There was a also a covered boat house where we kept our boat and a small
pontoon ferry boat we all used to cross Government Cut every day. The
conversion of those spoil island had begun and a bridge was built to
what became Dodge Island. The rest is history. It is worth inspecting
all this on Google Earth.
At our Fisher Island station in the mid 1980s we hosted a graduate
student from Texas A and M who was doing a study of drilling mud effects
on corals. We installed an intake PVC pipe in 30 ft of water in the ship
channel off the boat house and used a water pump to bring in clear sea
water during high tides. The water was for growing corals in large
aquaria. Unfortunately corals would not live in that water. Once a week
our student would take our boat offshore and fill plastic garbage cans
with clear Gulf Stream water.
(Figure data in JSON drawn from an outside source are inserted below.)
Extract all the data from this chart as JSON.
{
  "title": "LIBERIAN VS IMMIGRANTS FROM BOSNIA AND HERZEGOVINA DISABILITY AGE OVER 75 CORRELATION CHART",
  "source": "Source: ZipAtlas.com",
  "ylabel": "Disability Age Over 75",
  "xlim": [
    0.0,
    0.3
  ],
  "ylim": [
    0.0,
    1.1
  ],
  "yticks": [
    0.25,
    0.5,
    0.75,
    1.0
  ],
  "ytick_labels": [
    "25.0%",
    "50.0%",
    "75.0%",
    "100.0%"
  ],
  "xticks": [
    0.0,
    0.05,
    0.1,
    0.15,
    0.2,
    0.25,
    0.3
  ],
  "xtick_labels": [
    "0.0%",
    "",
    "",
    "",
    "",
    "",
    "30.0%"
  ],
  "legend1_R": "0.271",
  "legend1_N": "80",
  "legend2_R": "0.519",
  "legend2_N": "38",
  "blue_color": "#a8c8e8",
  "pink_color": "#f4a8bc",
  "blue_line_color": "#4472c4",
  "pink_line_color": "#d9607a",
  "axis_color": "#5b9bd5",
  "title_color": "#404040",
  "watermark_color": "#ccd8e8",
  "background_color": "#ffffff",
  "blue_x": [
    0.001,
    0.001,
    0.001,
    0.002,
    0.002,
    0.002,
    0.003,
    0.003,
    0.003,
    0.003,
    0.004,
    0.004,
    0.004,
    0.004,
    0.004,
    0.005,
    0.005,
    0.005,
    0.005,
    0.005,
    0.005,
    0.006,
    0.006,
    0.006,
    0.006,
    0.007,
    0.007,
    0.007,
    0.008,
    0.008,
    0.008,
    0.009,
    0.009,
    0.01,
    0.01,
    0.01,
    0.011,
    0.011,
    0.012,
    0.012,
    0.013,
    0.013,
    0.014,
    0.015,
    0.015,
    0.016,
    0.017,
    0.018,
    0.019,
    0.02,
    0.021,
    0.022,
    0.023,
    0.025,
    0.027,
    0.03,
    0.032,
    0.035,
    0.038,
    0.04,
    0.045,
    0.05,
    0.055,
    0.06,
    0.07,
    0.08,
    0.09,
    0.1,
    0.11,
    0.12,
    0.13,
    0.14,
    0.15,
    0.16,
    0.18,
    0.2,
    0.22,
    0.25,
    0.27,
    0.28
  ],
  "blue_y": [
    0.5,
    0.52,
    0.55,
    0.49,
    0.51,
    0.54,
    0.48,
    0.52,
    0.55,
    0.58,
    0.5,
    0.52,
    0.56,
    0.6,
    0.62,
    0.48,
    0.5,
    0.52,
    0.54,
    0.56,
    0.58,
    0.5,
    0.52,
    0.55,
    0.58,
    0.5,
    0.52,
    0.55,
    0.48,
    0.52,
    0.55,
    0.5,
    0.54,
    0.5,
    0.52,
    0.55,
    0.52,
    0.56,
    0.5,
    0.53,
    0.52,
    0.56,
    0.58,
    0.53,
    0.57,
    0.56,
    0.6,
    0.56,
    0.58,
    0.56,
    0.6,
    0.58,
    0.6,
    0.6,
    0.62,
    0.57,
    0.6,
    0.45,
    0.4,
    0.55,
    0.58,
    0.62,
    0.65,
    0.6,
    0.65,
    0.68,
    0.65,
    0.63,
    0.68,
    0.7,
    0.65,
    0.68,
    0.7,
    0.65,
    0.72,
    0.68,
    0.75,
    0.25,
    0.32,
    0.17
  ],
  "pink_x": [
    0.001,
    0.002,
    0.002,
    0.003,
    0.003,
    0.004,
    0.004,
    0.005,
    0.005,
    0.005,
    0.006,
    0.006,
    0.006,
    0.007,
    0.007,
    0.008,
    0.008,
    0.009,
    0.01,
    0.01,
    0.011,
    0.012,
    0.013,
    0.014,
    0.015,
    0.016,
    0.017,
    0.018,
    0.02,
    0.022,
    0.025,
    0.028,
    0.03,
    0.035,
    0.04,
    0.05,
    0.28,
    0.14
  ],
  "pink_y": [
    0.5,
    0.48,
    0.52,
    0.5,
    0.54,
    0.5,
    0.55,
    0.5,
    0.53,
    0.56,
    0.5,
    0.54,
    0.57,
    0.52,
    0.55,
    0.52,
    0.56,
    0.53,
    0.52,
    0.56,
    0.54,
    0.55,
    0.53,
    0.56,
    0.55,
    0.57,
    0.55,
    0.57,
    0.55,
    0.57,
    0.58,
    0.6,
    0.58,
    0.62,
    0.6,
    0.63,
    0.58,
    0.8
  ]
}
Corals grew quite well in that water so he
could perform his experiments. The student completed his PhD and
published his results. At that time there were many tropical fish in
Government Cut including large schools of snook and there were abundant
lobster but no corals. We assumed poor water-quality was due to the
sewer outfall less than a mile offshore. We could usually smell it
during a SE wind. Eventually the outlet was extended out to 114 ft of
water where many people fished around the sewage plume. (That is another
interesting story for later)
There had been some dredging in the ship channel in the vicinity of the
Cruise Ship base back in the 1970s. In fact one of the dredges sank and
blocked the port area for several months. This all happened well before
the more recent major dredging and widening of Government Cut that
occurred long after we vacated Fisher Island. Bill Precht was put in
charge of the coral reef monitoring during and after the dredging and
widening of the channel. Because I had dived the area since the 1950s I
can say there were few live corals there before the dredging which
exposed an extensive Holocene Acropora reef. Bill Precht as a frequent
contributor to the coral-list may want to verify what I observed.
I suppose the big question now is should the serial photography of fish
along the Dodge Island sea wall be continued. I see no reason why it
should not be continued. Of course the fish life is there because of the
concrete sea wall and man-made rubble. As for corals it is clearly not
suitable for extensive coral growth. All I can say is it is clear the
entire area including the Dodge island complex is entirely artificial.
Also the water quality is better than what I remember from the 1950s
when Miami sewage was pumped directly into the bay. I remember the odor.